Friday, February 17, 2006

Define "Center"

It's long been suspected by myself and others of the, ahem, center-left persuasion that to right wingers "media bias" was defined simply as anyone in the media disagreeing with them, no matter what the topic or facts happened to be.

By changing the very definition of the word "bias", the noise machine has succeeded in cowing most of the media into an acceptable quiescence. Fresh off that triumph, then, it seems that they have set off in search of new frontiers of redefinition. I've mentioned before their attempts at rewriting history (here for example) and there are many others, but that doesn't seem to be an entirely fulfilling activity for our friends on the right. Rewriting history is no fun. It doesn't really fight back, just waits until you've ignored it long enough and then wreaks its subtle revenge. So, instead, they've turned their guns on a live target (no, that wasn't a Dick Cheney joke). Captain Ed:
Normally I enjoy George Will's columns; he isn't exactly a hard-line conservative, but he usually covers the center-right well enough. In today's effort, though, Will starts off on a rant that not only goes far off the tracks, it doesn't even start on them. He argues that the Bush administration has become "monarchical" in its handling of the war and his argument is primarily based on a misinterpretation of FISA...[my emphasis]
George Will not conservative enough!! Forget all of his past body of work where here's faithfully put forward a consistent conservative view point. Forget all that. He disagreed!!

And, as TBOGG points out, that wasn't even Ed's original post. Originally, the post said "he isn't really a conservative".

Huh?

Is the Right now attempting to redefine "conservative" as some kind of antonym to "bias"? Do we need to do a "conservative speak" post here? Something like this:

Biased (adj.)-anyone who disagrees with anything the president does.

Conservative (n, v, adj., adv., prep. and everything else)-Someone who understands that this administration is INFALLIBLE and therefore ALWAYS RIGHT.

Left, Leftist, Liberal, Progressive, Center-Left (doesn't matter)-the first up against the wall when the revolution comes.

Center-Right (who cares)-second up against the wall when the conservative revolution comes.

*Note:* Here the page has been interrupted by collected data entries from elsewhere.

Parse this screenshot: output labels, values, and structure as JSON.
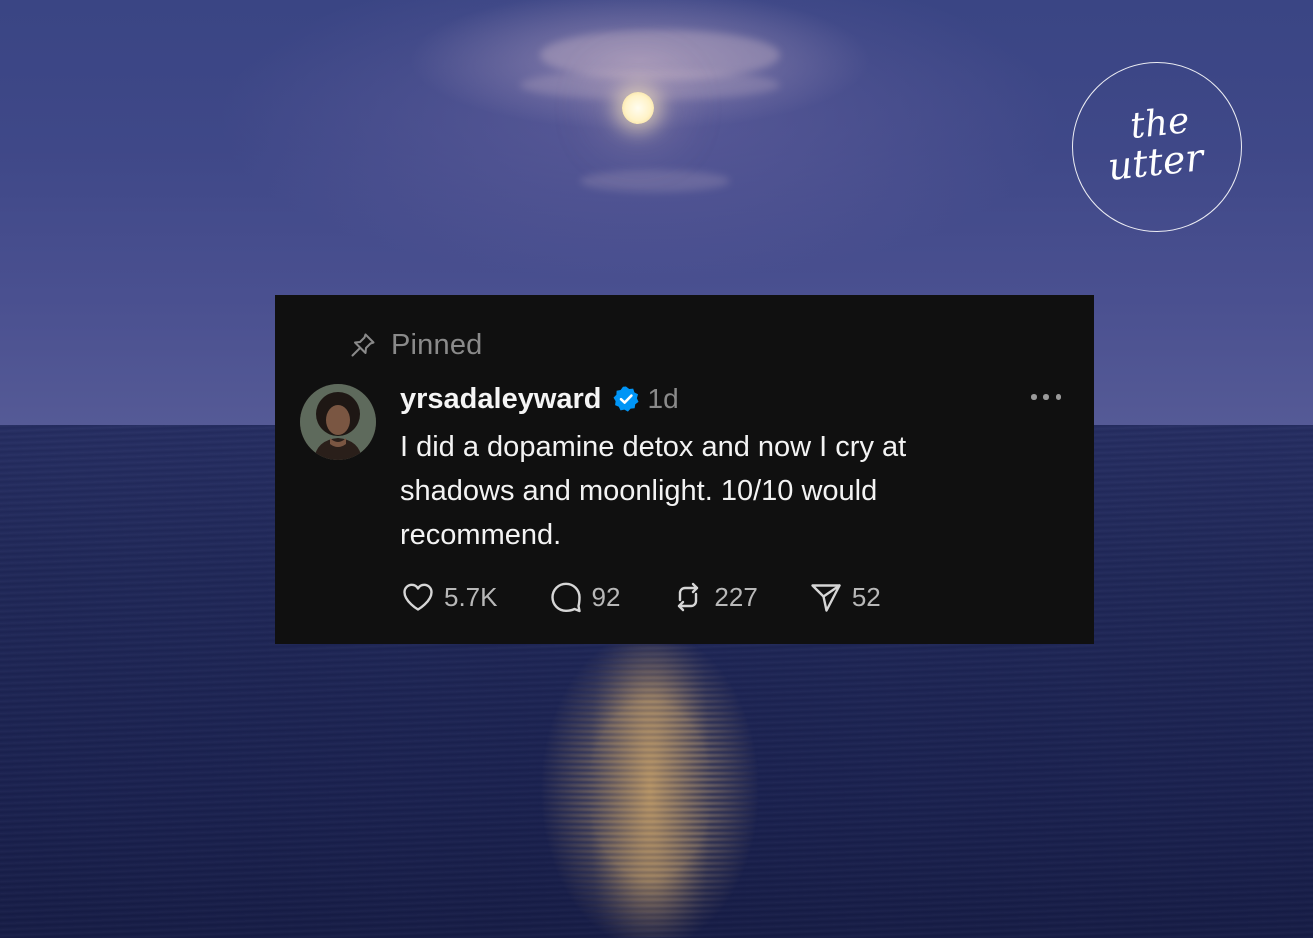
{
  "logo": {
    "text_line1": "the",
    "text_line2": "utter"
  },
  "post": {
    "pinned_label": "Pinned",
    "username": "yrsadaleyward",
    "verified": true,
    "time": "1d",
    "text": "I did a dopamine detox and now I cry at shadows and moonlight. 10/10 would recommend.",
    "actions": {
      "likes": "5.7K",
      "replies": "92",
      "reposts": "227",
      "shares": "52"
    }
  },
  "icons": [
    "pin-icon",
    "verified-badge-icon",
    "more-icon",
    "heart-icon",
    "comment-icon",
    "repost-icon",
    "send-icon"
  ],
  "colors": {
    "card_background": "#101010",
    "verified_blue": "#0095f6",
    "secondary_text": "#8a8a8a"
  }
}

Whatever. The best part is the fact that Ed apparently didn't bother reading Will's entire column which ends like this:
Immediately after 9/11, President Bush rightly did what he thought the emergency required, and rightly thought that the 1978 law was inadequate to new threats posed by a new kind of enemy using new technologies of communication. Arguably he should have begun surveillance of domestic-to-domestic calls -- the kind the 9/11 terrorists made.

But 53 months later, Congress should make all necessary actions lawful by authorizing the president to take those actions, with suitable supervision. It should do so with language that does not stigmatize what he has been doing, but that implicitly refutes the doctrine that the authorization is superfluous.
So, basically, Will still refuses to lay the blame at the one and only place it can possible lie: with the person who broke the law, President Bush.

Congressional Republicans, who seemed like they might be-against all odds-growing some rudimentary spine, have now, like Will, basically decided to simply retroactively legalize whatever the President wants. Never mind the unconstitutionality of ex post facto laws. When you've been in a supine position for so long I guess it must start to get comfortable.